Personal information
- Born: March 17, 1984 (age 41) Springfield, Ohio
- Nationality: American
- Listed height: 6 ft 7 in (2.01 m)
- Listed weight: 220 lb (100 kg)

Career information
- High school: Oak Hill Academy (Mouth of Wilson, Virginia)
- College: Ohio State (2003–2007)
- NBA draft: 2007: undrafted
- Playing career: 2007–present

Career history
- 2007–2008: Lappeenrannan NMKY
- 2008–2010: Erie BayHawks
- 2010: Gimnasia CR
- 2010: Atletico Biguá
- 2011: Ballarat Miners
- 2011: Miyazaki Shining Suns
- 2013: NBA D-League Select (Summer League)
- 2013: Halifax Rainmen
- 2015–present: Melton Thoroughbreds

Career highlights
- Big V D1 champion (2015); Big V D1 Grand Final MVP (2015); Finnish Cup champion (2008); McDonald's All-American (2003); Fourth-team Parade All-American (2003);

= Ivan Harris =

American basketball player

Ivan Troy Harris (born March 17, 1984) is an American professional basketball player who currently plays for the Melton Thoroughbreds of the Big V Division One. He played college basketball for Ohio State University before playing professionally in for the NBA Development League as well as playing in Finland, Australia, Argentina, Uruguay, Japan, Romania and Canada.

==College career==
Harris, a 6'7" forward from Springfield, Ohio, attended Oak Hill Academy before playing four years of college basketball for Ohio State. During his senior year, the Buckeyes were the runners-up in the 2007 NCAA Tournament. In 127 career games, he averaged 5.7 points and 2.3 rebounds per game.

==Professional career==
After going undrafted in the 2007 NBA draft, Harris moved to Finland and signed with Lappeenrannan NMKY for the 2007–08 Korisliiga season. In 30 games for Lappeenrannan, he averaged 12.7 points and 4.1 rebounds per game. He also averaged 12.3 points and 3.4 rebounds in eight Eurocup games.
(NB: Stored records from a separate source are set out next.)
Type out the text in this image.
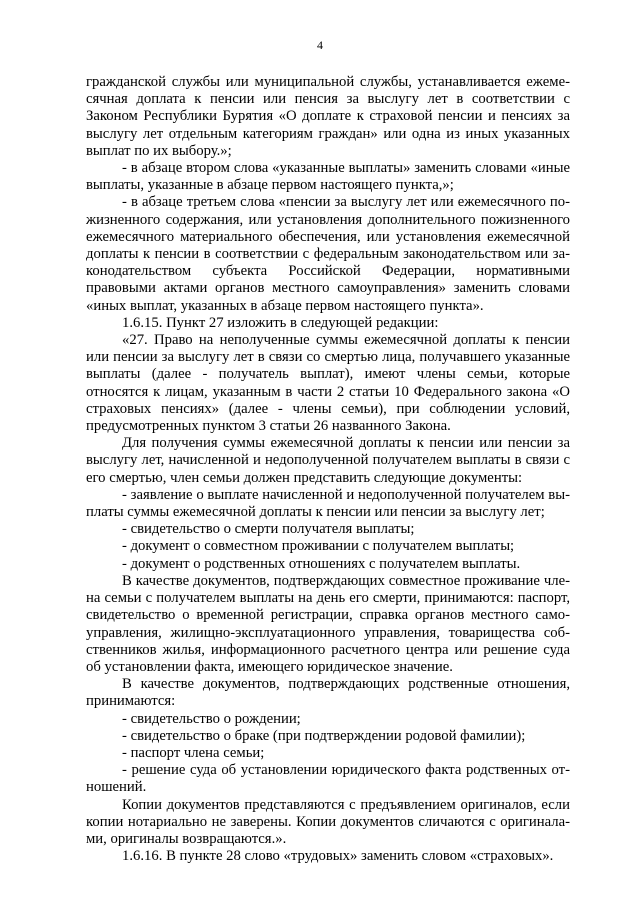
4

гражданской службы или муниципальной службы, устанавливается ежемесячная доплата к пенсии или пенсия за выслугу лет в соответствии с Законом Республики Бурятия «О доплате к страховой пенсии и пенсиях за выслугу лет отдельным категориям граждан» или одна из иных указанных выплат по их выбору.»;

- в абзаце втором слова «указанные выплаты» заменить словами «иные выплаты, указанные в абзаце первом настоящего пункта,»;

- в абзаце третьем слова «пенсии за выслугу лет или ежемесячного пожизненного содержания, или установления дополнительного пожизненного ежемесячного материального обеспечения, или установления ежемесячной доплаты к пенсии в соответствии с федеральным законодательством или законодательством субъекта Российской Федерации, нормативными правовыми актами органов местного самоуправления» заменить словами «иных выплат, указанных в абзаце первом настоящего пункта».

1.6.15. Пункт 27 изложить в следующей редакции:

«27. Право на неполученные суммы ежемесячной доплаты к пенсии или пенсии за выслугу лет в связи со смертью лица, получавшего указанные выплаты (далее - получатель выплат), имеют члены семьи, которые относятся к лицам, указанным в части 2 статьи 10 Федерального закона «О страховых пенсиях» (далее - члены семьи), при соблюдении условий, предусмотренных пунктом 3 статьи 26 названного Закона.

Для получения суммы ежемесячной доплаты к пенсии или пенсии за выслугу лет, начисленной и недополученной получателем выплаты в связи с его смертью, член семьи должен представить следующие документы:

- заявление о выплате начисленной и недополученной получателем выплаты суммы ежемесячной доплаты к пенсии или пенсии за выслугу лет;

- свидетельство о смерти получателя выплаты;

- документ о совместном проживании с получателем выплаты;

- документ о родственных отношениях с получателем выплаты.

В качестве документов, подтверждающих совместное проживание члена семьи с получателем выплаты на день его смерти, принимаются: паспорт, свидетельство о временной регистрации, справка органов местного самоуправления, жилищно-эксплуатационного управления, товарищества собственников жилья, информационного расчетного центра или решение суда об установлении факта, имеющего юридическое значение.

В качестве документов, подтверждающих родственные отношения, принимаются:

- свидетельство о рождении;

- свидетельство о браке (при подтверждении родовой фамилии);

- паспорт члена семьи;

- решение суда об установлении юридического факта родственных отношений.

Копии документов представляются с предъявлением оригиналов, если копии нотариально не заверены. Копии документов сличаются с оригиналами, оригиналы возвращаются.».

1.6.16. В пункте 28 слово «трудовых» заменить словом «страховых».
In October 2008, Harris joined the Erie BayHawks of the NBA Development League. He played two seasons for Erie and averaged 14.0 points and 4.5 rebounds in 99 total games.

In late 2010, Harris had two short-lived stints with Gimnasia CR of Argentina and Atletico Biguá of Uruguay. In February 2011, he signed with the Ballarat Miners for the 2011 SEABL season.

In September 2011, Harris signed with the Miyazaki Shining Suns for the 2011–12 bj league season. He later left Miyazaki in December 2011 after appearing in 21 games.

In January 2013, Harris joined BC Perla Harghitei Miercurea Ciuc of Romania's Liga Națională.

In August 2013, Harris signed with Halifax Rainmen for the 2013–14 NBL Canada season. He left the team in November 2013 after appearing in just five games.

In March 2015, Harris signed with the Melton Thoroughbreds for the 2015 Big V Division One season. He had a great season for the Thoroughbreds, helping his team win the 2015 Big V D1 championship with a 2–0 Grand Final series win over the Latrobe City Energy. He subsequently earned Grand Final MVP honors after scoring 26 points in Game 1, and 19 points in Game 2. He appeared in all 26 games for the Thoroughbreds and averaged 19.4 points, 6.0 rebounds and 1.1 steals per game.

On October 1, 2015, Harris re-signed with the Thoroughbreds on a two-year deal. He is currently with the Thoroughbreds still.